On a hot July afternoon, the Mount library was not busy. My daughter and I approached the service desk slowly, unsure if we were in the right spot. “Excuse me,” I said. “Is this where we get an ID card?”
“Yes,” the librarian said kindly. “You’re in the right place.” She turned toward my daughter and smiled. “Welcome to the Mount. I’ll take your picture today, and you’ll be able to pick up your ID card the first week of school.”
My daughter hesitated, shyly turning to look at me. The librarian continued. “Is this your first year? What program are you taking?” she inquired pleasantly. My daughter continued to look toward me.
“She’s not the student,” I replied. “I am.”
So began my studies as a mature student. Going back to school in my forties was not an easy decision, and not one I ever expected to make. But once I made the choice to study public relations, things moved quickly. I met with Department Chair, Dr. Amy Thurlow, in May, 2012. The first week in September I walked into a classroom filled with students closer in age to my children than to me, causing me to wonder if starting an undergrad degree at this stage in my life was a wise decision.

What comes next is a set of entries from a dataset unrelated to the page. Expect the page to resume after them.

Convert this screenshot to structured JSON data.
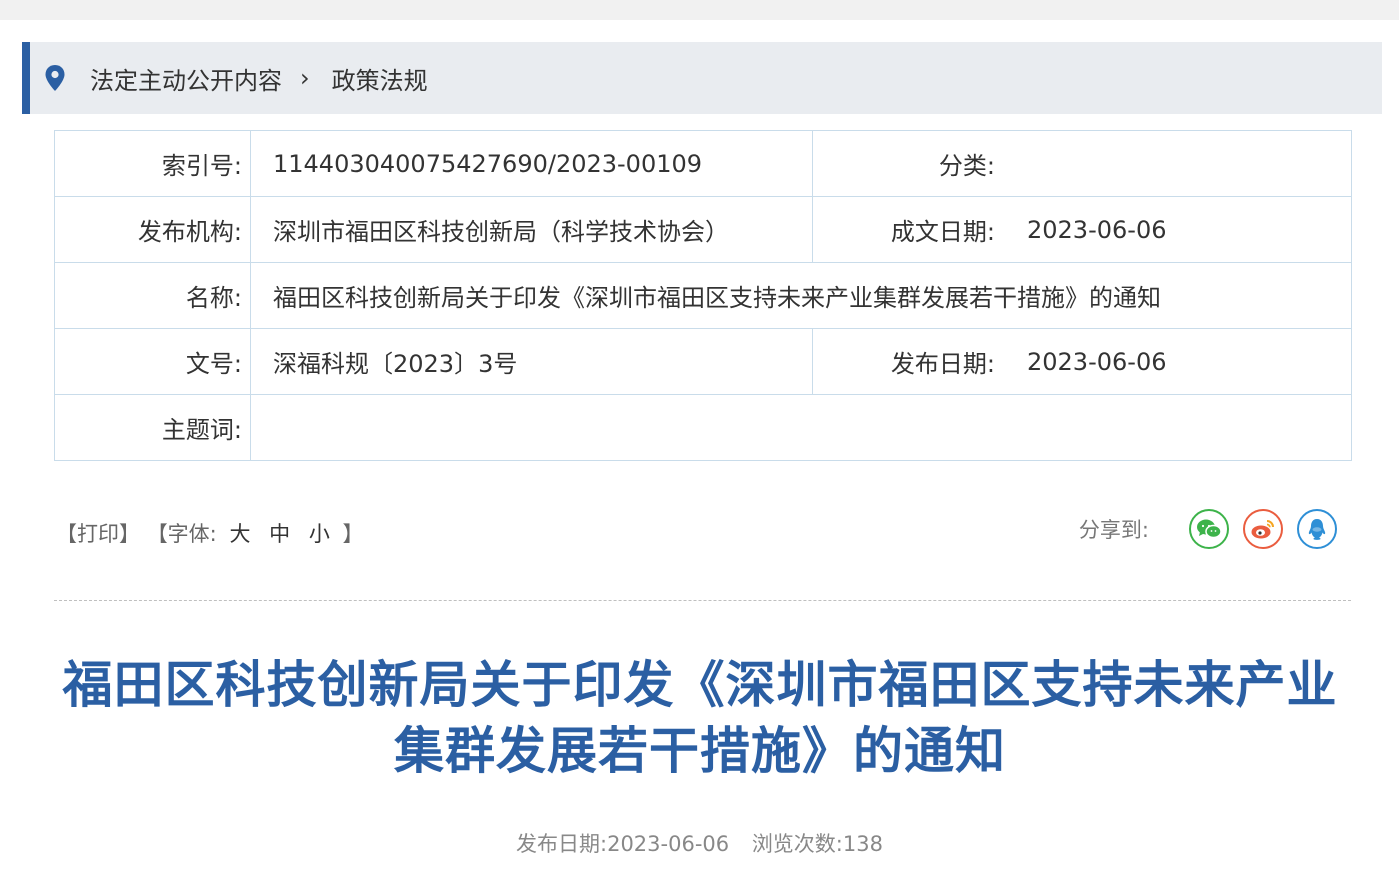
{
  "breadcrumb": {
    "items": [
      "法定主动公开内容",
      "政策法规"
    ],
    "separator": "›",
    "icon": "location-pin-icon"
  },
  "info": {
    "index_label": "索引号:",
    "index_value": "114403040075427690/2023-00109",
    "category_label": "分类:",
    "category_value": "",
    "publisher_label": "发布机构:",
    "publisher_value": "深圳市福田区科技创新局（科学技术协会）",
    "written_date_label": "成文日期:",
    "written_date_value": "2023-06-06",
    "name_label": "名称:",
    "name_value": "福田区科技创新局关于印发《深圳市福田区支持未来产业集群发展若干措施》的通知",
    "doc_no_label": "文号:",
    "doc_no_value": "深福科规〔2023〕3号",
    "publish_date_label": "发布日期:",
    "publish_date_value": "2023-06-06",
    "keywords_label": "主题词:",
    "keywords_value": ""
  },
  "tools": {
    "print": "【打印】",
    "font_prefix": "【字体:",
    "font_large": "大",
    "font_medium": "中",
    "font_small": "小",
    "font_suffix": "】"
  },
  "share": {
    "label": "分享到:",
    "buttons": [
      "wechat-icon",
      "weibo-icon",
      "qq-icon"
    ]
  },
  "article": {
    "title": "福田区科技创新局关于印发《深圳市福田区支持未来产业集群发展若干措施》的通知",
    "publish_date_label": "发布日期:",
    "publish_date": "2023-06-06",
    "views_label": "浏览次数:",
    "views": "138"
  },
  "colors": {
    "accent": "#2b5fa3",
    "breadcrumb_bg": "#e9ecf0",
    "table_border": "#c9dcea",
    "wechat": "#3db34a",
    "weibo": "#ea5d3f",
    "qq": "#2e8fd6"
  }
}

I’ve worked in the public relations field for 25 years. Discovering that I’ve been doing things all wrong was not something I looked forward to. It is empowering to realize that I’ve done many things right, and enriching to learn that there are theories and strategies and valid reasons to support decisions and choices I have made largely on instinct. I’ve learned about new communication theories that have been tried and tested since I was last in school, including Grunig and Hunt’s theory of two–way communication. I’ve also learned that there are some issues I could have handled better. That’s okay, because I’m here to learn.
A study completed at Brock University in 2013 surveyed seniors over the age of 60 about the psychological effects of lifelong learning. The study authors, Miya Narushima , Jian Liu & Naomi Diestelkamp, interviewed almost 700 respondents and concluded that lifelong learners reported a high level of psychological well-being. An interesting finding showed that psychological well-being increases the longer a person continues learning in the same topic.
It turns out that I am not alone in my quest for knowledge as a mature student. The Association of University and Colleges of Canada (AUCC) publishes an annual report of trends in higher education. Data collected over the past 30 years shows that although the percentage of undergrad students over the age of 35 has remained consistent at two per cent, the number of students jumped from 11,000 students in 1980 to almost 20,000 in 2010. This jump reflects a similar increase in undergrad students of all ages. In the Mount’s own hallways, I often see mature students. Two hundred sixteen of us are registered as mature students, including 61 over the age of 35.
I’ve also learned that teaching by example works. It helps me learn, and it’s good for my children to see me learn as well. The AUCC report highlights the three main elements that influence a student’s decision to enroll in university. While family income and high school grades are important factors, the report indicates that the greatest influencer is parental education. Since beginning university in 2012, my dining room table has been host to many interesting conversations. I’ve used what I’ve learned to help my son create a top notch 4H speech on Al Capone. My daughter helped me study for a French exam. Whether this experience encourages either of them to attend university remains to be seen, but the family bonding time is priceless.
The wonders of technology allow me to do most of my research and assignment work from home so I am only on campus two days each week. This is convenient for my family and allows me time to continue working while I study. When I’m on campus, I often drop in to the library. It’s comfortable, quiet, and the staff is a tremendous resource. I also like to touch base with the library staff member who made me feel so welcome on that first day. The one who helped me see that I am truly in the right place.